Avevo diciotto anni quando lessi per la prima volta il romanzo originale, in una edizione davvero ben tradotta dalla Mondadori, dove le note offrivano spunti di riflessione. Non so se fu il fatto che questo libro potesse essere una grande fonte di collegamenti per la mia tesina o se semplicemente rimasi colpita da alcuni significati reconditi (come quello offerto dal Dogma alla filastrocca del Tricheco e il Carpentiere) a cui l’opera si presta tutt’ora.
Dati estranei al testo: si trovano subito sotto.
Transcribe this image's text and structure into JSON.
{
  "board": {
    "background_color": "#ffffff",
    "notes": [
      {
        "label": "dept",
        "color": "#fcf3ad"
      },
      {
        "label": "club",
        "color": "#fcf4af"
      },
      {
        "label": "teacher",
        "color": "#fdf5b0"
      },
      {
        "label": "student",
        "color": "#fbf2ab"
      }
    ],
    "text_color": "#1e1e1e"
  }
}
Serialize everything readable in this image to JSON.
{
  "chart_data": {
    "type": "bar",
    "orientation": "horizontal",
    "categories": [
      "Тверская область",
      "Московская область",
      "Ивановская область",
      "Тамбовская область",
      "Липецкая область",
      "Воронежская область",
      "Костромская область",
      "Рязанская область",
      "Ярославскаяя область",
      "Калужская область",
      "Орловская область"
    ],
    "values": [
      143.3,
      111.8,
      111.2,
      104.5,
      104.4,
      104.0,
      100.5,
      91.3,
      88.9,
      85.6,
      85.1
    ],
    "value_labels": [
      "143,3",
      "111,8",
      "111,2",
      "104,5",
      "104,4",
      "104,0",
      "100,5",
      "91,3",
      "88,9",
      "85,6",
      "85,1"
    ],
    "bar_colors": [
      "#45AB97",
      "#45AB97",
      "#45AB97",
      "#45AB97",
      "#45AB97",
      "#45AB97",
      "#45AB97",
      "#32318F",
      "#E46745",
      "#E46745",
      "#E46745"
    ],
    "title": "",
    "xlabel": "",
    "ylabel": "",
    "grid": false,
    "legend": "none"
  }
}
Inoltre più leggevo i misteri legati all’autore, più Alice e Lewis mi appassionavano, ma non ero l’unica visto quanto questa opera sia entrata nella cultura influenzandola, creando connessioni forti.

Inizialmente puntavo solo a quelle versioni ricercate che avevano più illustrazioni o approfondimenti, poi, lavorando nelle spedizioni internazionali, con colleghi che viaggiano in tutto il mondo per lavoro e non, la situazione mi è sfuggita di mano. Sono arrivata anche a chiederle come souvenir agli amici che vanno all’estero, della serie: “lascia stare le calamite, entra nella prima libreria e chiedi Alice nell’edizione più bella che trovi, te la pago”.

Ho edizioni Canadesi, Svedesi, Australiane, Coreane, e persino Kazache. Ma anche alcune economiche, altre rilegate, altre ancora con copertine in pelle e decori in oro.

Come ho detto non mi fermo al libro in sé, anzi, ogni retelling che arriva in Italia e cade sotto i miei occhi è mio. Fumetti, adattamenti per i bambini, film, dvd e prossimamente mi metto al lavoro per i videogiochi, promesso. Anche i saggi su Lewis o Alice Liddle (la bambina che ispirò l’autore a scrivere la storia) non sfuggono e, quando qualcuno ne cita alcuni in lingua inglese (se ne trovano davvero pochi in lingua italiana), cerco di recuperarli subito se il prezzo lo permette.

Perché? Non saprei darvi una chiara risposta. È nata come amore, sta forse diventando ossessione, ma come la stessa sua fonte non ha bisogno di un senso. È un gioco, un qualcosa che vorrei lasciare ai posteri, un modo di investire i miei soldi per creare qualcosa che un giorno vorrei ricordasse chi sono: una pseudo-scrittrice fissata con i libri di una sua omonima.